Per comunicazione si intende, infatti, l’insieme dei processi che generano un messaggio (sottoforma di qualsiasi linguaggio) da parte di un emittente (uomo o macchina), la sua trasmissione e la sua comprensione da parte di un ricevente (uomo o macchina).
Nel processo comunicativo, l’emittente genera un messaggio che porta una certa informazione e lo deve trasmettere a un ricevente che lo percepisce e ne trae la stessa informazione.

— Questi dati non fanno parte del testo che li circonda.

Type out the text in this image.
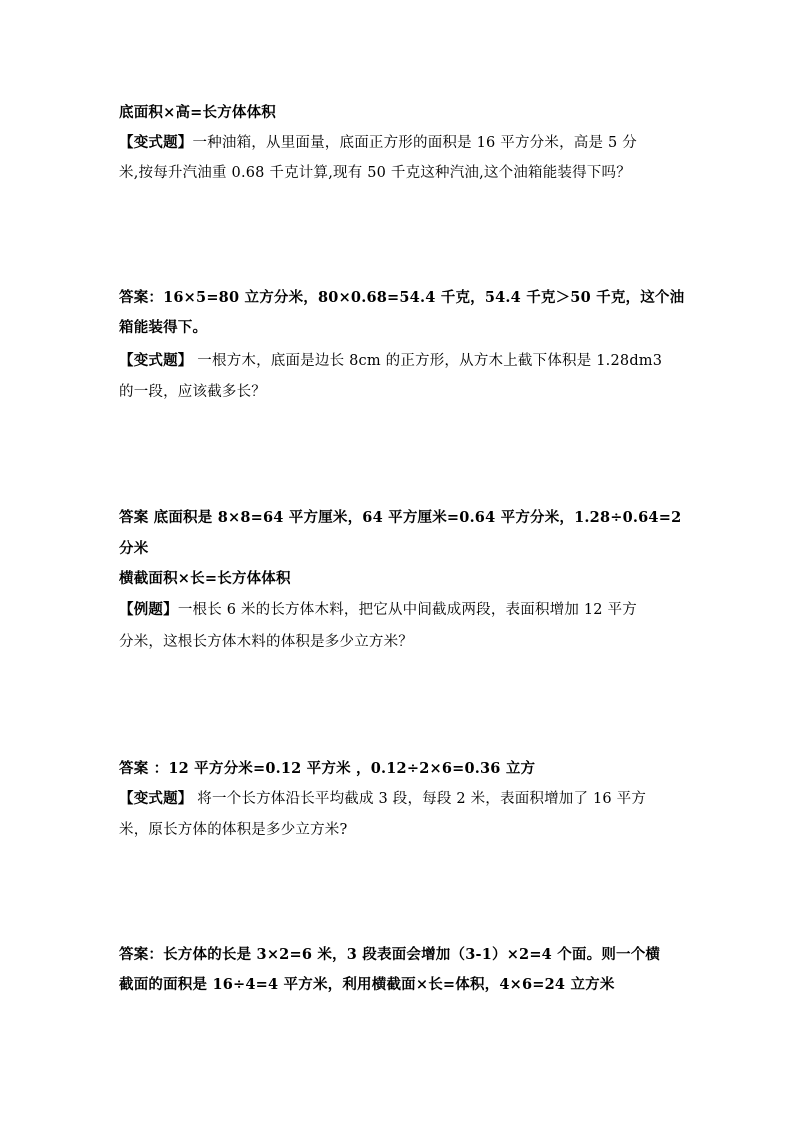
底面积×高=长方体体积
【变式题】一种油箱，从里面量，底面正方形的面积是 16 平方分米，高是 5 分
米,按每升汽油重 0.68 千克计算,现有 50 千克这种汽油,这个油箱能装得下吗？
答案：16×5=80 立方分米，80×0.68=54.4 千克，54.4 千克＞50 千克，这个油
箱能装得下。
【变式题】 一根方木，底面是边长 8cm 的正方形，从方木上截下体积是 1.28dm3
的一段，应该截多长？
答案 底面积是 8×8=64 平方厘米，64 平方厘米=0.64 平方分米，1.28÷0.64=2
分米
横截面积×长=长方体体积
【例题】一根长 6 米的长方体木料，把它从中间截成两段，表面积增加 12 平方
分米，这根长方体木料的体积是多少立方米？
答案 ：12 平方分米=0.12 平方米 ，0.12÷2×6=0.36 立方
【变式题】 将一个长方体沿长平均截成 3 段，每段 2 米，表面积增加了 16 平方
米，原长方体的体积是多少立方米?
答案：长方体的长是 3×2=6 米，3 段表面会增加（3-1）×2=4 个面。则一个横
截面的面积是 16÷4=4 平方米，利用横截面×长=体积，4×6=24 立方米
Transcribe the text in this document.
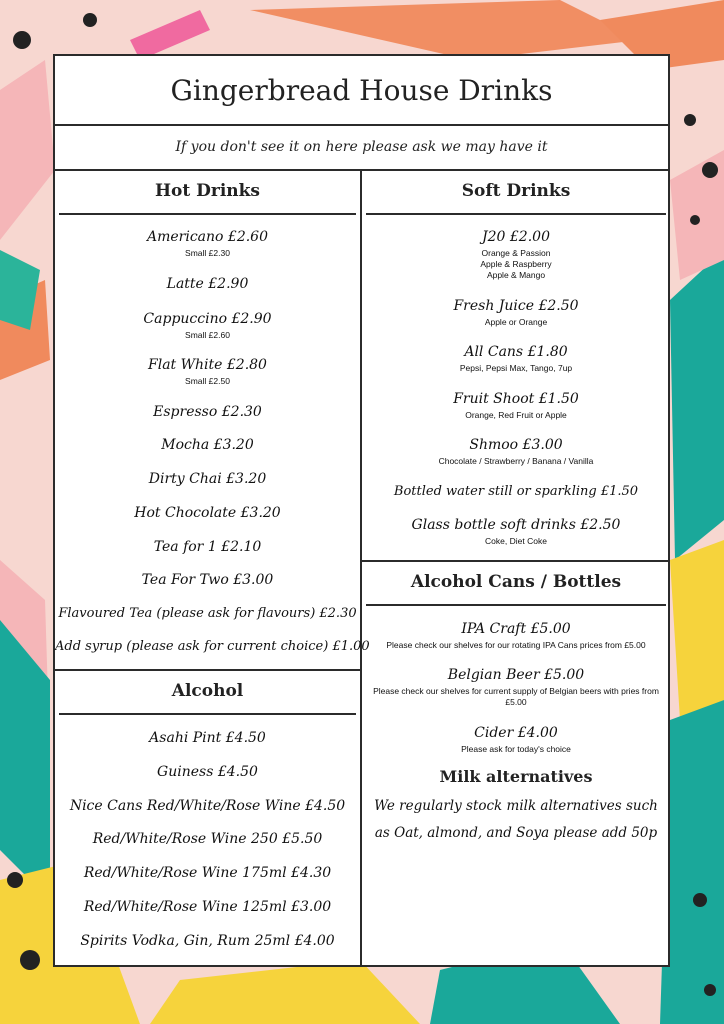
Gingerbread House Drinks
If you don't see it on here please ask we may have it
Hot Drinks
Americano £2.60
Small £2.30
Latte £2.90
Cappuccino £2.90
Small £2.60
Flat White £2.80
Small £2.50
Espresso £2.30
Mocha £3.20
Dirty Chai £3.20
Hot Chocolate £3.20
Tea for 1 £2.10
Tea For Two £3.00
Flavoured Tea (please ask for flavours) £2.30
Add syrup (please ask for current choice) £1.00
Alcohol
Asahi Pint £4.50
Guiness £4.50
Nice Cans Red/White/Rose Wine £4.50
Red/White/Rose Wine 250 £5.50
Red/White/Rose Wine 175ml £4.30
Red/White/Rose Wine 125ml £3.00
Spirits Vodka, Gin, Rum 25ml £4.00
Soft Drinks
J20 £2.00
Orange & Passion
Apple & Raspberry
Apple & Mango
Fresh Juice £2.50
Apple or Orange
All Cans £1.80
Pepsi, Pepsi Max, Tango, 7up
Fruit Shoot £1.50
Orange, Red Fruit or Apple
Shmoo £3.00
Chocolate / Strawberry / Banana / Vanilla
Bottled water still or sparkling £1.50
Glass bottle soft drinks £2.50
Coke, Diet Coke
Alcohol Cans / Bottles
IPA Craft £5.00
Please check our shelves for our rotating IPA Cans prices from £5.00
Belgian Beer £5.00
Please check our shelves for current supply of Belgian beers with pries from £5.00
Cider £4.00
Please ask for today's choice
Milk alternatives
We regularly stock milk alternatives such as Oat, almond, and Soya please add 50p
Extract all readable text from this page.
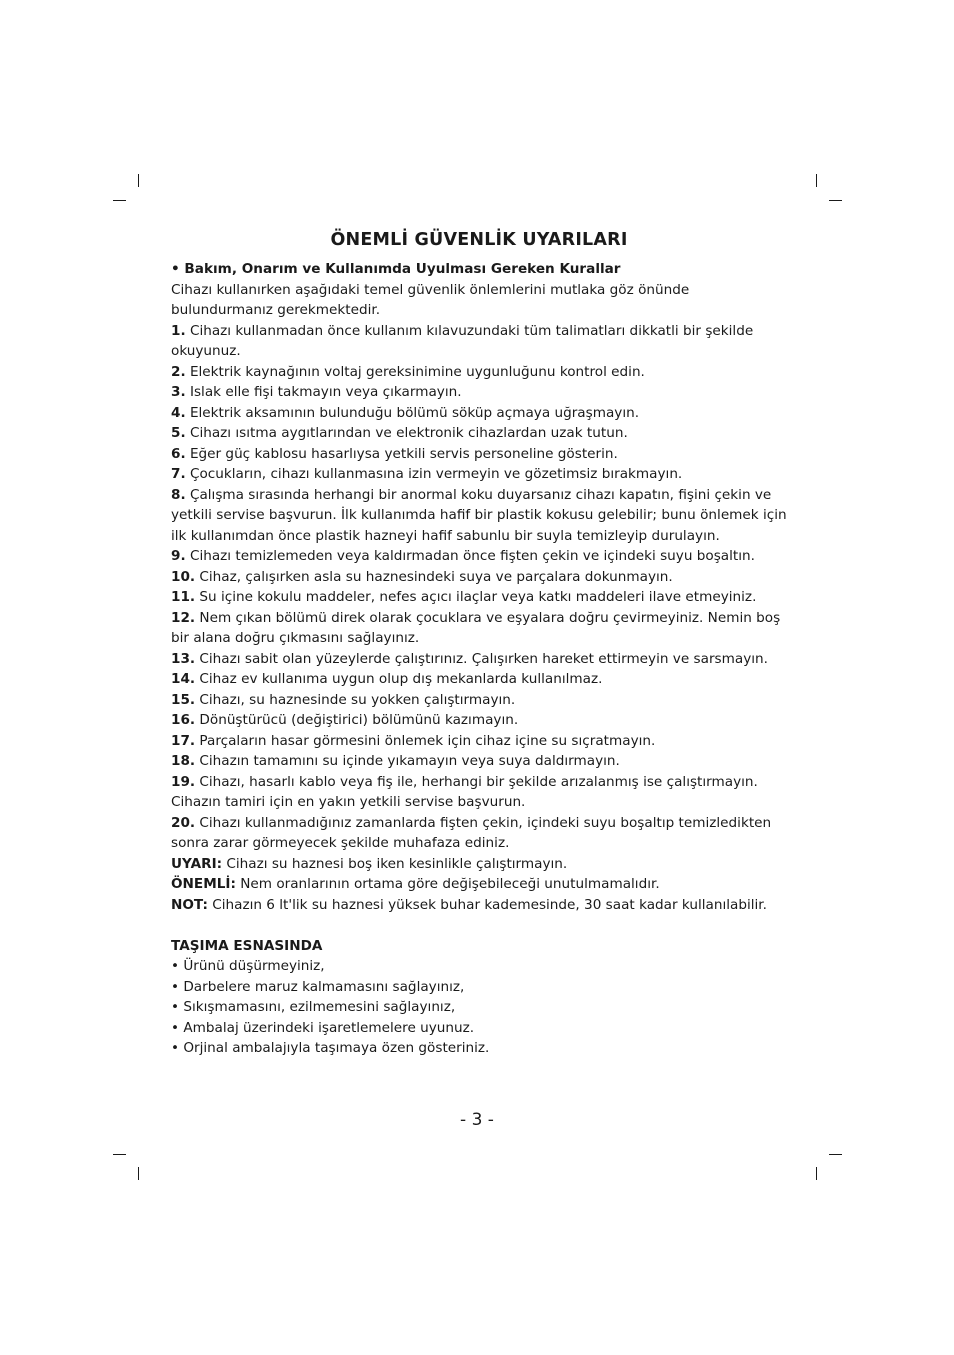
ÖNEMLİ GÜVENLİK UYARILARI

• Bakım, Onarım ve Kullanımda Uyulması Gereken Kurallar

Cihazı kullanırken aşağıdaki temel güvenlik önlemlerini mutlaka göz önünde bulundurmanız gerekmektedir.

1. Cihazı kullanmadan önce kullanım kılavuzundaki tüm talimatları dikkatli bir şekilde okuyunuz.

2. Elektrik kaynağının voltaj gereksinimine uygunluğunu kontrol edin.

3. Islak elle fişi takmayın veya çıkarmayın.

4. Elektrik aksamının bulunduğu bölümü söküp açmaya uğraşmayın.

5. Cihazı ısıtma aygıtlarından ve elektronik cihazlardan uzak tutun.

6. Eğer güç kablosu hasarlıysa yetkili servis personeline gösterin.

7. Çocukların, cihazı kullanmasına izin vermeyin ve gözetimsiz bırakmayın.

8. Çalışma sırasında herhangi bir anormal koku duyarsanız cihazı kapatın, fişini çekin ve yetkili servise başvurun. İlk kullanımda hafif bir plastik kokusu gelebilir; bunu önlemek için ilk kullanımdan önce plastik hazneyi hafif sabunlu bir suyla temizleyip durulayın.

9. Cihazı temizlemeden veya kaldırmadan önce fişten çekin ve içindeki suyu boşaltın.

10. Cihaz, çalışırken asla su haznesindeki suya ve parçalara dokunmayın.

11. Su içine kokulu maddeler, nefes açıcı ilaçlar veya katkı maddeleri ilave etmeyiniz.

12. Nem çıkan bölümü direk olarak çocuklara ve eşyalara doğru çevirmeyiniz. Nemin boş bir alana doğru çıkmasını sağlayınız.

13. Cihazı sabit olan yüzeylerde çalıştırınız. Çalışırken hareket ettirmeyin ve sarsmayın.

14. Cihaz ev kullanıma uygun olup dış mekanlarda kullanılmaz.

15. Cihazı, su haznesinde su yokken çalıştırmayın.

16. Dönüştürücü (değiştirici) bölümünü kazımayın.

17. Parçaların hasar görmesini önlemek için cihaz içine su sıçratmayın.

18. Cihazın tamamını su içinde yıkamayın veya suya daldırmayın.

19. Cihazı, hasarlı kablo veya fiş ile, herhangi bir şekilde arızalanmış ise çalıştırmayın. Cihazın tamiri için en yakın yetkili servise başvurun.

20. Cihazı kullanmadığınız zamanlarda fişten çekin, içindeki suyu boşaltıp temizledikten sonra zarar görmeyecek şekilde muhafaza ediniz.

UYARI: Cihazı su haznesi boş iken kesinlikle çalıştırmayın.

ÖNEMLİ: Nem oranlarının ortama göre değişebileceği unutulmamalıdır.

NOT: Cihazın 6 lt'lik su haznesi yüksek buhar kademesinde, 30 saat kadar kullanılabilir.

TAŞIMA ESNASINDA

• Ürünü düşürmeyiniz,
• Darbelere maruz kalmamasını sağlayınız,
• Sıkışmamasını, ezilmemesini sağlayınız,
• Ambalaj üzerindeki işaretlemelere uyunuz.
• Orjinal ambalajıyla taşımaya özen gösteriniz.
- 3 -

Per trasmettere e ricevere la stessa informazione, il mittente e il ricevente devono attribuire lo stesso significato ai segni del messaggio: il modo in cui l’emittente genera il messaggio deve corrispondere al modo in cui il ricevente lo comprende.     Nel corso di un atto comunicativo, l’uomo non decodifica segni linguistici isolati, ma una serie di segni organizzati in modo più complesso. Il traduttore qui funge da trasformatore e il suo ruolo deve conciliarsi con lo scopo primario della comunicazione stessa.
Si evince, quindi, che la macchina è in grado di identificare un segno e di comprenderlo perché il funzionamento di un qualsiasi calcolatore si fonda su un linguaggio artificiale creato partendo da un linguaggio naturale e su un programma elaborato dall’uomo.